– Сны бывают разными. Некоторые ничего не значат, а от иных можно не проснуться вовсе. Необдуманное колдовство часто приносит одни беды. Гадание открыло пути, сердце потянуло тебя сюда, а Брендалин решила воспользоваться моментом. Кстати, что она тебе дала? Она не смогла бы следить, если бы не оставила часть своей силы в каком-нибудь предмете.

Элмерик замер, поражённый.

– У меня есть её платок. – По спине пробежали мурашки.

Выходит, даже подарок был дан с умыслом? Хитрая эльфийская бестия ничего не делала просто так!

– Сожги, – посоветовал рыцарь Сентября. – Как проснёшься, сразу же.

Бард кивнул.

– А теперь идём. – Мастер Шон выставил вперёд ладони, и окружающий мир вдруг начал расплываться – так бывает, когда бросишь в воду камень и от него расходятся круги, искажая отражение.

Миг – и не стало ни зелёных бескрайних полей, ни цветов, ни белокаменных ровных изгородей. Вокруг вырос мрачный лес, тянувший к Элмерику изломанные чёрные ветви, лишённые листвы. Но кривые стволы вскоре растаяли в тумане, явив взгляду высокие горы, на верхушках которых лежал снег. Спустя ещё одно мгновение они оказались по колено в студёной воде. Быстрый ручей уносил вдаль мерцающие огоньки, в небесах над головой догорала алая полоса заката. Бард едва успел моргнуть, а под ногами уже шуршали яркие листья, и с серого неба капал мелкий осенний дождь.

Элмерику казалось, что они вообще стоят на месте, меняется лишь мир вокруг. Веретено в руке казалось единственным, что связывало эти зыбкие сны с реальностью, и бард сжимал его в руке так крепко, как только мог.

Неудачное гадание очень беспокоило его, и он осмелился спросить:

– Мастер Шон, скажите: ведь эта встреча не означает, что мы с Брендалин предназначены друг другу и этого никак не изменить? Я должен был увидеть во сне того, с кем наши судьбы связаны неразрывно. И теперь я опасаюсь… – Он замялся, не зная, как продолжить.

Рыцарь Сентября насмешливо фыркнул из-под маски:

– Меня ты тоже видел – и что? Ещё скажи, что теперь и наши судьбы связаны. Не глупи, Элмерик, ты ещё не нашёл свой настоящий сон. Если хочешь, я могу помочь тебе отыскать его.

– Был бы весьма признателен. – Бард поклонился. – И всё же… вот чего я не понимаю: Брендалин сперва не хотела со мной говорить, прогоняла даже. Потом вдруг пожелала оставить у себя. Чего же она хочет на самом деле?

– Сейчас одного. Через миг – другого. Эльфы так устроены: они живут и думают иначе, чем люди, и их желания редко остаются неизменными. Сегодня тебя могут любить, завтра – ненавидеть. Когда живёшь среди них, то быстро привыкаешь к переменчивости и перестаёшь принимать это близко к сердцу. Ветер тоже часто меняется, но мы же не обижаемся на него, правда?

– А мастер Каллахан? Он тоже эльф, но я не замечал за ним подобного легкомыслия.

– Потому что он особенный. – Даже под маской было видно, что рыцарь Сентября улыбнулся. – Но даже это не делает его человеком.

Перед ними появилось поле, заросшее травами высотой в человеческий рост, и Шон махнул рукой туда, где начиналась едва заметная тропка.

– Думаю, тебе туда.

– А вы? – Бард едва удержался, чтобы не вцепиться в его рукав.

Ему было слишком страшно оставаться одному в этой жуткой, постоянно меняющейся мгле.

– У меня свои сны.

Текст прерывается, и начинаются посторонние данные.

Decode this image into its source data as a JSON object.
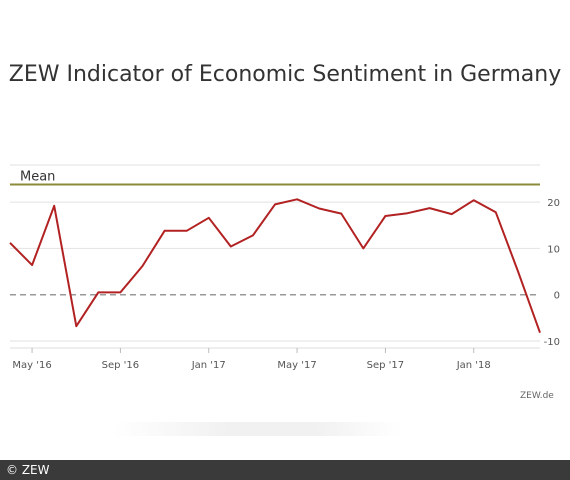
{
  "chart_data": {
    "type": "line",
    "title": "ZEW Indicator of Economic Sentiment in Germany",
    "x": [
      "Apr '16",
      "May '16",
      "Jun '16",
      "Jul '16",
      "Aug '16",
      "Sep '16",
      "Oct '16",
      "Nov '16",
      "Dec '16",
      "Jan '17",
      "Feb '17",
      "Mar '17",
      "Apr '17",
      "May '17",
      "Jun '17",
      "Jul '17",
      "Aug '17",
      "Sep '17",
      "Oct '17",
      "Nov '17",
      "Dec '17",
      "Jan '18",
      "Feb '18",
      "Mar '18",
      "Apr '18"
    ],
    "values": [
      11.2,
      6.4,
      19.2,
      -6.8,
      0.5,
      0.5,
      6.2,
      13.8,
      13.8,
      16.6,
      10.4,
      12.8,
      19.5,
      20.6,
      18.6,
      17.5,
      10.0,
      17.0,
      17.6,
      18.7,
      17.4,
      20.4,
      17.8,
      5.1,
      -8.2
    ],
    "series": [
      {
        "name": "",
        "color": "#b22222"
      }
    ],
    "mean": {
      "label": "Mean",
      "value": 23.8,
      "color": "#8b8b3a"
    },
    "zero_line": {
      "value": 0,
      "style": "dashed",
      "color": "#999999"
    },
    "x_tick_labels": [
      "May '16",
      "Sep '16",
      "Jan '17",
      "May '17",
      "Sep '17",
      "Jan '18"
    ],
    "x_tick_indices": [
      1,
      5,
      9,
      13,
      17,
      21
    ],
    "y_ticks": [
      20,
      10,
      0,
      -10
    ],
    "ylim": [
      -11.5,
      28
    ],
    "grid": true,
    "xlabel": "",
    "ylabel": ""
  },
  "source": "ZEW.de",
  "footer": "© ZEW"
}
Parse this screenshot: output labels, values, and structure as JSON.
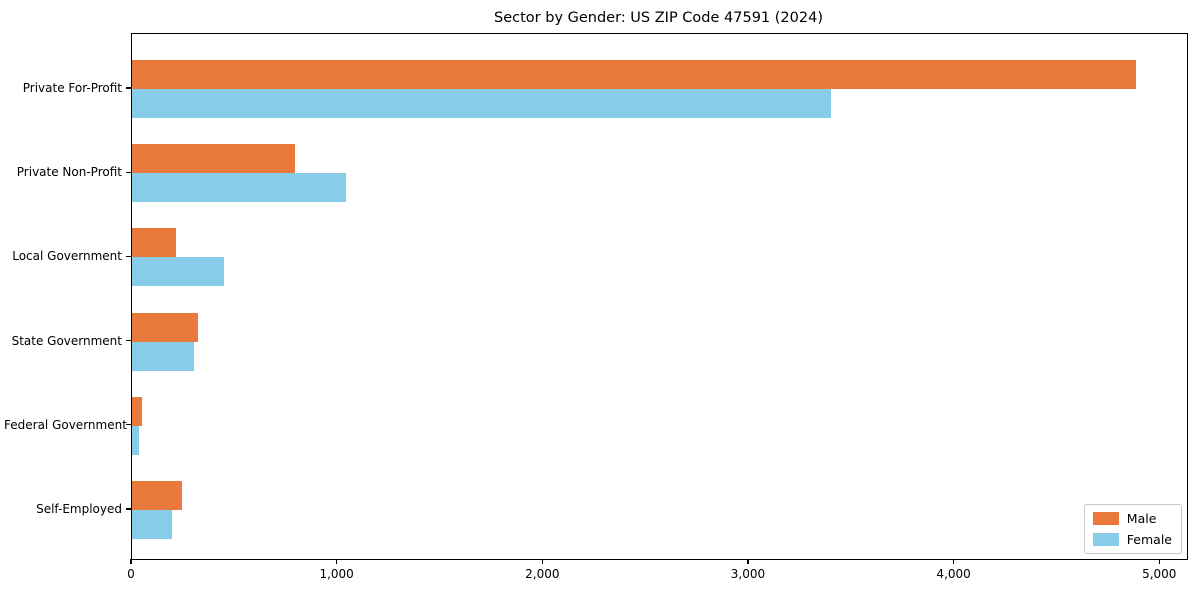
{
  "figure": {
    "title": "Sector by Gender: US ZIP Code 47591 (2024)"
  },
  "chart_data": {
    "type": "bar",
    "orientation": "horizontal",
    "title": "Sector by Gender: US ZIP Code 47591 (2024)",
    "categories": [
      "Private For-Profit",
      "Private Non-Profit",
      "Local Government",
      "State Government",
      "Federal Government",
      "Self-Employed"
    ],
    "series": [
      {
        "name": "Male",
        "color": "#EA7A3C",
        "values": [
          4880,
          790,
          215,
          320,
          50,
          245
        ]
      },
      {
        "name": "Female",
        "color": "#87CDE9",
        "values": [
          3400,
          1040,
          445,
          300,
          35,
          195
        ]
      }
    ],
    "xlabel": "",
    "ylabel": "",
    "xlim": [
      0,
      5130
    ],
    "xticks": {
      "values": [
        0,
        1000,
        2000,
        3000,
        4000,
        5000
      ],
      "labels": [
        "0",
        "1,000",
        "2,000",
        "3,000",
        "4,000",
        "5,000"
      ]
    },
    "grid": false,
    "legend": {
      "position": "lower right",
      "entries": [
        "Male",
        "Female"
      ]
    }
  }
}
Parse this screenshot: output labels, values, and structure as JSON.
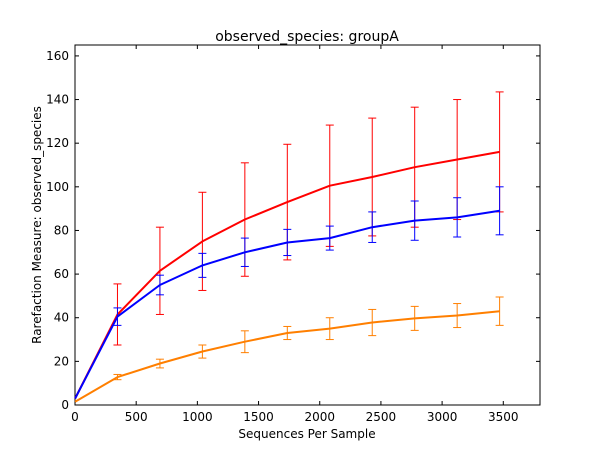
{
  "chart_data": {
    "type": "line",
    "title": "observed_species: groupA",
    "xlabel": "Sequences Per Sample",
    "ylabel": "Rarefaction Measure: observed_species",
    "xlim": [
      0,
      3800
    ],
    "ylim": [
      0,
      165
    ],
    "xticks": [
      0,
      500,
      1000,
      1500,
      2000,
      2500,
      3000,
      3500
    ],
    "yticks": [
      0,
      20,
      40,
      60,
      80,
      100,
      120,
      140,
      160
    ],
    "grid": false,
    "legend": "none",
    "x": [
      1,
      347,
      694,
      1041,
      1388,
      1735,
      2082,
      2429,
      2776,
      3123,
      3470
    ],
    "series": [
      {
        "color": "#ff0000",
        "values": [
          3.0,
          41.5,
          61.5,
          75.0,
          85.0,
          93.0,
          100.5,
          104.5,
          109.0,
          112.5,
          116.0
        ],
        "err": [
          0,
          14.0,
          20.0,
          22.5,
          26.0,
          26.5,
          27.8,
          27.0,
          27.5,
          27.5,
          27.5
        ]
      },
      {
        "color": "#0000ff",
        "values": [
          3.0,
          40.5,
          55.0,
          64.0,
          70.0,
          74.5,
          76.5,
          81.5,
          84.5,
          86.0,
          89.0
        ],
        "err": [
          0,
          4.0,
          4.5,
          5.5,
          6.5,
          6.0,
          5.5,
          7.0,
          9.0,
          9.0,
          11.0
        ]
      },
      {
        "color": "#ff7f00",
        "values": [
          1.5,
          12.8,
          19.0,
          24.5,
          29.0,
          33.0,
          35.0,
          37.8,
          39.7,
          41.0,
          43.0
        ],
        "err": [
          0,
          1.2,
          2.0,
          3.0,
          5.0,
          3.0,
          5.0,
          6.0,
          5.5,
          5.5,
          6.5
        ]
      }
    ]
  }
}
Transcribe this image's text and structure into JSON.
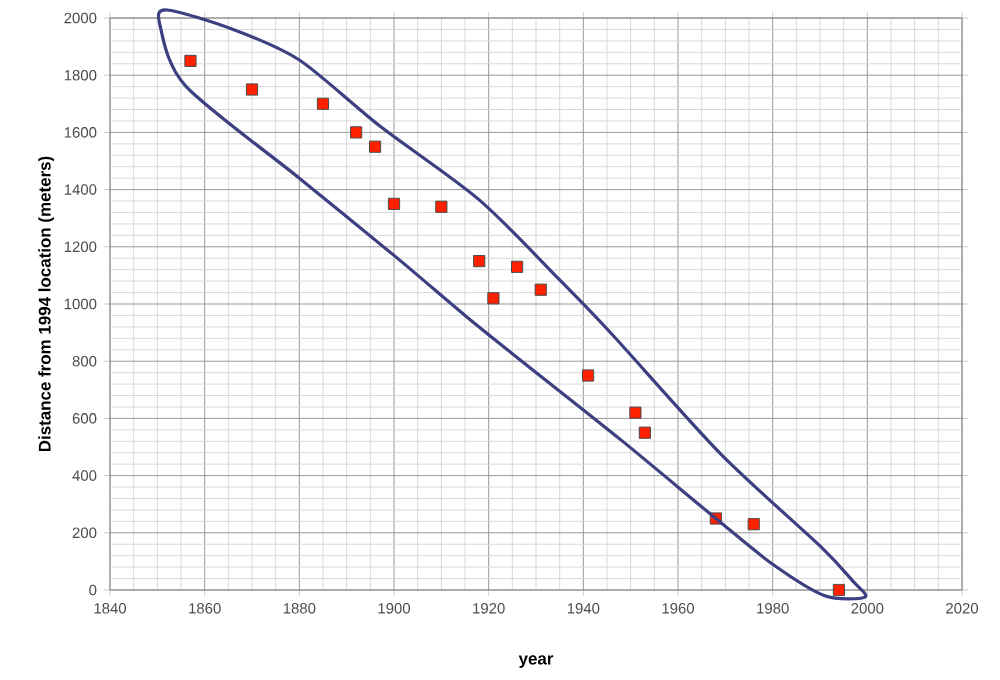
{
  "chart_data": {
    "type": "scatter",
    "xlabel": "year",
    "ylabel": "Distance from 1994 location (meters)",
    "x": [
      1857,
      1870,
      1885,
      1892,
      1896,
      1900,
      1910,
      1918,
      1921,
      1926,
      1931,
      1941,
      1951,
      1953,
      1968,
      1976,
      1994
    ],
    "series": [
      {
        "color": "#ff2000",
        "values": [
          1850,
          1750,
          1700,
          1600,
          1550,
          1350,
          1340,
          1150,
          1020,
          1130,
          1050,
          750,
          620,
          550,
          250,
          230,
          0
        ]
      }
    ],
    "xlim": [
      1840,
      2020
    ],
    "xticks": [
      1840,
      1860,
      1880,
      1900,
      1920,
      1940,
      1960,
      1980,
      2000,
      2020
    ],
    "ylim": [
      0,
      2000
    ],
    "yticks": [
      0,
      200,
      400,
      600,
      800,
      1000,
      1200,
      1400,
      1600,
      1800,
      2000
    ],
    "grid": true,
    "marker": "square"
  }
}
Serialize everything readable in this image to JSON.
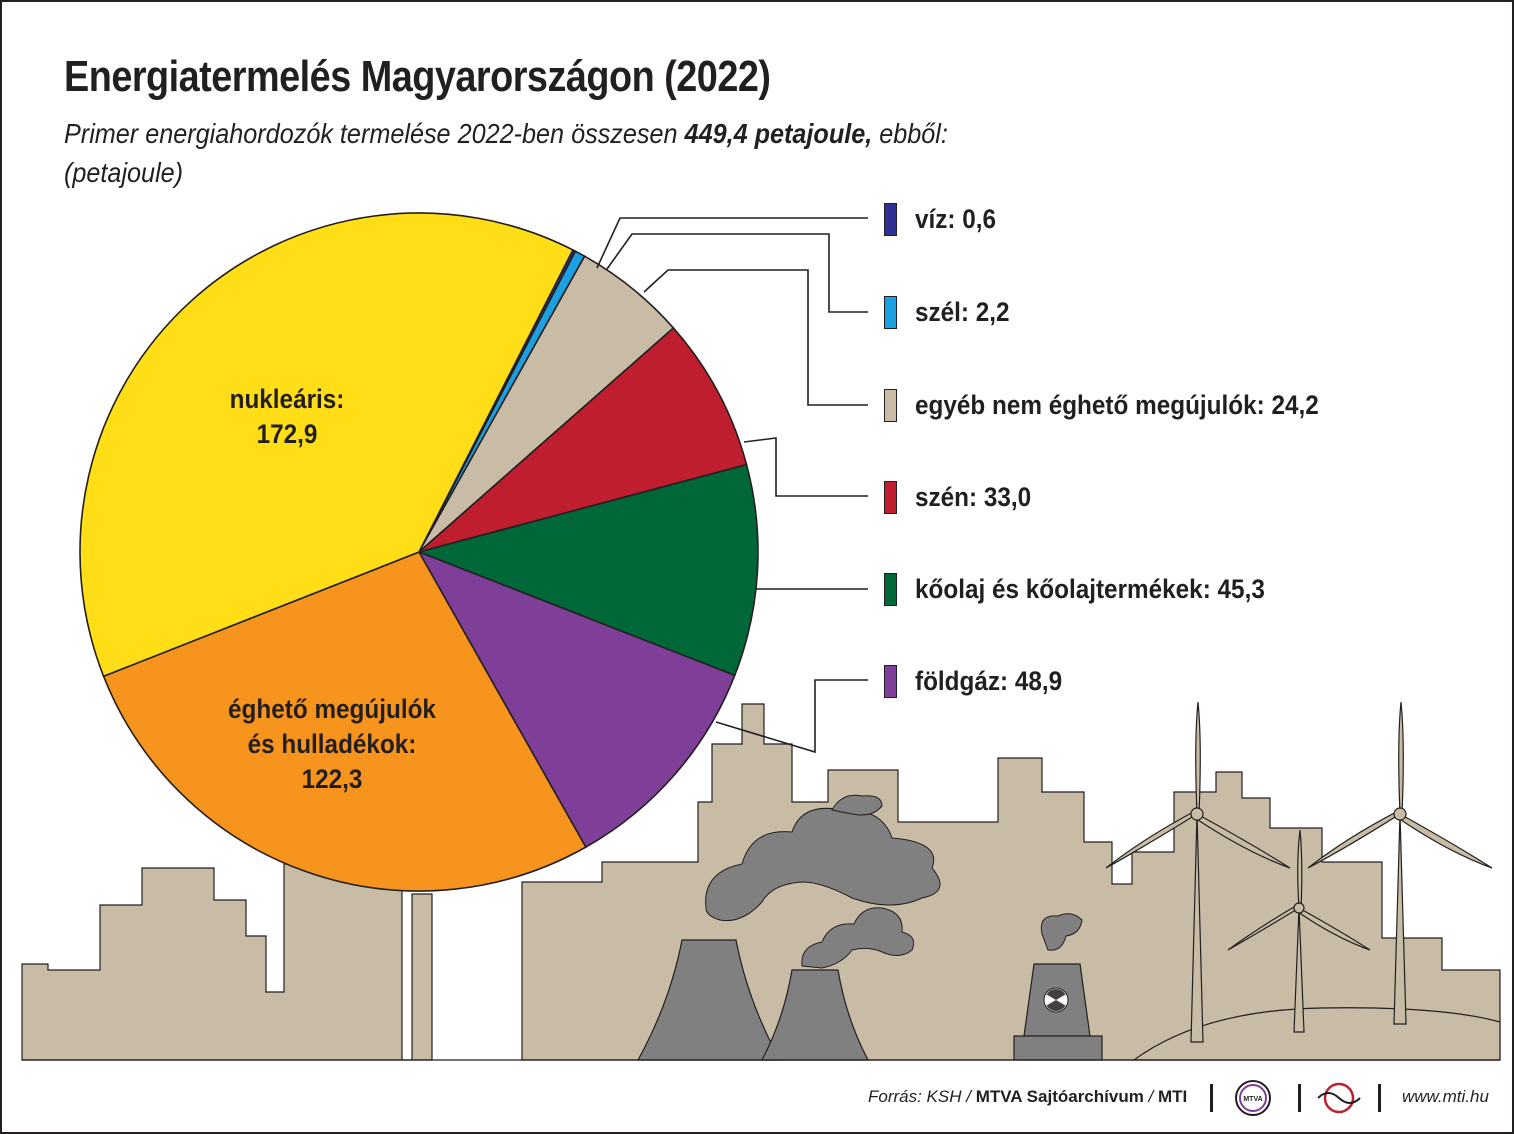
{
  "header": {
    "title": "Energiatermelés Magyarországon (2022)",
    "subtitle_prefix": "Primer energiahordozók termelése 2022-ben összesen ",
    "subtitle_total": "449,4 petajoule,",
    "subtitle_suffix": " ebből:",
    "unit": "(petajoule)"
  },
  "chart_data": {
    "type": "pie",
    "title": "Energiatermelés Magyarországon (2022)",
    "total": 449.4,
    "unit": "petajoule",
    "start_angle_deg": -63,
    "slices": [
      {
        "name": "víz",
        "value": 0.6,
        "color": "#2e3192"
      },
      {
        "name": "szél",
        "value": 2.2,
        "color": "#1ba1e2"
      },
      {
        "name": "egyéb nem éghető megújulók",
        "value": 24.2,
        "color": "#c8bca6"
      },
      {
        "name": "szén",
        "value": 33.0,
        "color": "#be1e2d"
      },
      {
        "name": "kőolaj és kőolajtermékek",
        "value": 45.3,
        "color": "#006838"
      },
      {
        "name": "földgáz",
        "value": 48.9,
        "color": "#7f3f98"
      },
      {
        "name": "éghető megújulók és hulladékok",
        "value": 122.3,
        "color": "#f7941d"
      },
      {
        "name": "nukleáris",
        "value": 172.9,
        "color": "#ffde17"
      }
    ]
  },
  "legend": [
    {
      "label": "víz: 0,6",
      "color": "#2e3192"
    },
    {
      "label": "szél: 2,2",
      "color": "#1ba1e2"
    },
    {
      "label": "egyéb nem éghető megújulók: 24,2",
      "color": "#c8bca6"
    },
    {
      "label": "szén: 33,0",
      "color": "#be1e2d"
    },
    {
      "label": "kőolaj és kőolajtermékek: 45,3",
      "color": "#006838"
    },
    {
      "label": "földgáz: 48,9",
      "color": "#7f3f98"
    }
  ],
  "pie_labels": {
    "nuclear_line1": "nukleáris:",
    "nuclear_line2": "172,9",
    "renew_line1": "éghető megújulók",
    "renew_line2": "és hulladékok:",
    "renew_line3": "122,3"
  },
  "footer": {
    "source_prefix": "Forrás: KSH / ",
    "source_bold": "MTVA Sajtóarchívum",
    "source_sep": " / ",
    "source_bold2": "MTI",
    "logo_text": "MTVA",
    "url": "www.mti.hu"
  },
  "colors": {
    "city": "#c8bca6",
    "smoke": "#808080",
    "outline": "#231f20"
  }
}
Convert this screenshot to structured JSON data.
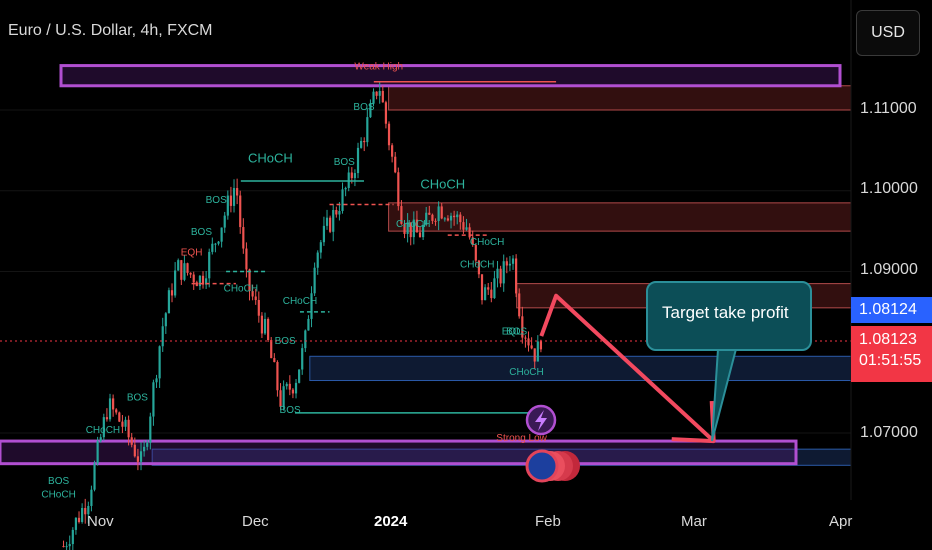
{
  "header": {
    "title": "Euro / U.S. Dollar, 4h, FXCM"
  },
  "currency_button": {
    "label": "USD"
  },
  "price_axis": {
    "labels": [
      "1.11000",
      "1.10000",
      "1.09000",
      "1.07000"
    ],
    "last_price_tag": "1.08124",
    "bid_price_tag": "1.08123",
    "countdown": "01:51:55"
  },
  "time_axis": {
    "labels": [
      "Nov",
      "Dec",
      "2024",
      "Feb",
      "Mar",
      "Apr"
    ]
  },
  "callout": {
    "text": "Target take profit"
  },
  "colors": {
    "bull": "#26a69a",
    "bear": "#ef5350",
    "purple": "#b14fd1",
    "zone_red": "#8e2a2a",
    "zone_blue": "#1e3a6e",
    "structure": "#2db39d",
    "arrow": "#f2495f",
    "last_price": "#2962ff",
    "bid_price": "#f23645"
  },
  "icons": {
    "flash": "lightning-icon",
    "flag": "eu-flag-icon"
  },
  "chart_data": {
    "type": "candlestick",
    "symbol": "Euro / U.S. Dollar",
    "interval": "4h",
    "source": "FXCM",
    "x_ticks": [
      "Nov",
      "Dec",
      "2024",
      "Feb",
      "Mar",
      "Apr"
    ],
    "y_ticks": [
      1.11,
      1.1,
      1.09,
      1.07
    ],
    "ylim": [
      1.0615,
      1.1175
    ],
    "last_price": 1.08124,
    "bid_price": 1.08123,
    "price_path": [
      [
        "Oct 25",
        1.056
      ],
      [
        "Oct 30",
        1.062
      ],
      [
        "Nov 3",
        1.0735
      ],
      [
        "Nov 6",
        1.071
      ],
      [
        "Nov 10",
        1.066
      ],
      [
        "Nov 14",
        1.083
      ],
      [
        "Nov 17",
        1.0905
      ],
      [
        "Nov 22",
        1.089
      ],
      [
        "Nov 29",
        1.101
      ],
      [
        "Dec 1",
        1.089
      ],
      [
        "Dec 5",
        1.0825
      ],
      [
        "Dec 8",
        1.074
      ],
      [
        "Dec 11",
        1.0765
      ],
      [
        "Dec 13",
        1.081
      ],
      [
        "Dec 15",
        1.092
      ],
      [
        "Dec 18",
        1.096
      ],
      [
        "Dec 22",
        1.101
      ],
      [
        "Dec 26",
        1.109
      ],
      [
        "Dec 28",
        1.1135
      ],
      [
        "Jan 2",
        1.096
      ],
      [
        "Jan 5",
        1.0945
      ],
      [
        "Jan 9",
        1.098
      ],
      [
        "Jan 11",
        1.0975
      ],
      [
        "Jan 15",
        1.0955
      ],
      [
        "Jan 18",
        1.087
      ],
      [
        "Jan 22",
        1.0895
      ],
      [
        "Jan 24",
        1.0925
      ],
      [
        "Jan 26",
        1.0835
      ],
      [
        "Jan 29",
        1.0795
      ],
      [
        "Jan 30",
        1.082
      ]
    ],
    "zones": [
      {
        "kind": "resistance",
        "top": 1.113,
        "bottom": 1.11
      },
      {
        "kind": "resistance",
        "top": 1.0985,
        "bottom": 1.095
      },
      {
        "kind": "resistance",
        "top": 1.0885,
        "bottom": 1.0855
      },
      {
        "kind": "support",
        "top": 1.0795,
        "bottom": 1.0765
      },
      {
        "kind": "support",
        "top": 1.068,
        "bottom": 1.066
      },
      {
        "kind": "purple_box",
        "top": 1.1155,
        "bottom": 1.113
      },
      {
        "kind": "purple_box",
        "top": 1.069,
        "bottom": 1.0662
      }
    ],
    "labels": [
      {
        "text": "Weak High",
        "date": "Dec 28",
        "price": 1.115
      },
      {
        "text": "Strong Low",
        "date": "Jan 26",
        "price": 1.069
      },
      {
        "text": "CHoCH",
        "date": "Dec 6",
        "price": 1.1035
      },
      {
        "text": "CHoCH",
        "date": "Jan 10",
        "price": 1.1003
      },
      {
        "text": "CHoCH",
        "date": "Jan 19",
        "price": 1.0933
      },
      {
        "text": "CHoCH",
        "date": "Jan 27",
        "price": 1.0772
      },
      {
        "text": "CHoCH",
        "date": "Nov 30",
        "price": 1.0875
      },
      {
        "text": "CHoCH",
        "date": "Dec 12",
        "price": 1.086
      },
      {
        "text": "CHoCH",
        "date": "Jan 4",
        "price": 1.0955
      },
      {
        "text": "CHoCH",
        "date": "Jan 17",
        "price": 1.0905
      },
      {
        "text": "CHoCH",
        "date": "Nov 2",
        "price": 1.07
      },
      {
        "text": "CHoCH",
        "date": "Oct 24",
        "price": 1.062
      },
      {
        "text": "BOS",
        "date": "Nov 9",
        "price": 1.074
      },
      {
        "text": "BOS",
        "date": "Nov 22",
        "price": 1.0945
      },
      {
        "text": "BOS",
        "date": "Nov 25",
        "price": 1.0985
      },
      {
        "text": "BOS",
        "date": "Dec 9",
        "price": 1.081
      },
      {
        "text": "BOS",
        "date": "Dec 10",
        "price": 1.0725
      },
      {
        "text": "BOS",
        "date": "Dec 21",
        "price": 1.1032
      },
      {
        "text": "BOS",
        "date": "Dec 25",
        "price": 1.11
      },
      {
        "text": "BOS",
        "date": "Jan 25",
        "price": 1.0822
      },
      {
        "text": "BOS",
        "date": "Oct 24",
        "price": 1.0637
      },
      {
        "text": "EQH",
        "date": "Nov 20",
        "price": 1.092
      },
      {
        "text": "EQL",
        "date": "Jan 24",
        "price": 1.0822
      }
    ],
    "projection": [
      [
        "Jan 30",
        1.082
      ],
      [
        "Feb 2",
        1.087
      ],
      [
        "Mar 5",
        1.069
      ]
    ]
  }
}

Не знаю, увидишь ли ты сегодня что-то важное или нет, но, определённо, проснёшься там же, где засыпал. А это, согласись, уже неплохо.

– Даже если потеряю веретено? – Элмерик поёжился.

– А ты не теряй.

Рыцарь Сентября усмехнулся и, обернувшись чёрной птицей, взмыл ввысь. Вскоре его силуэт пропал в плотных облаках.

А спустя мгновение Элмерик очнулся в собственной постели. О ночных приключениях напоминали веретено, которое он всё ещё сжимал в руке, и саднящая ранка от хрустальной росы на пальце.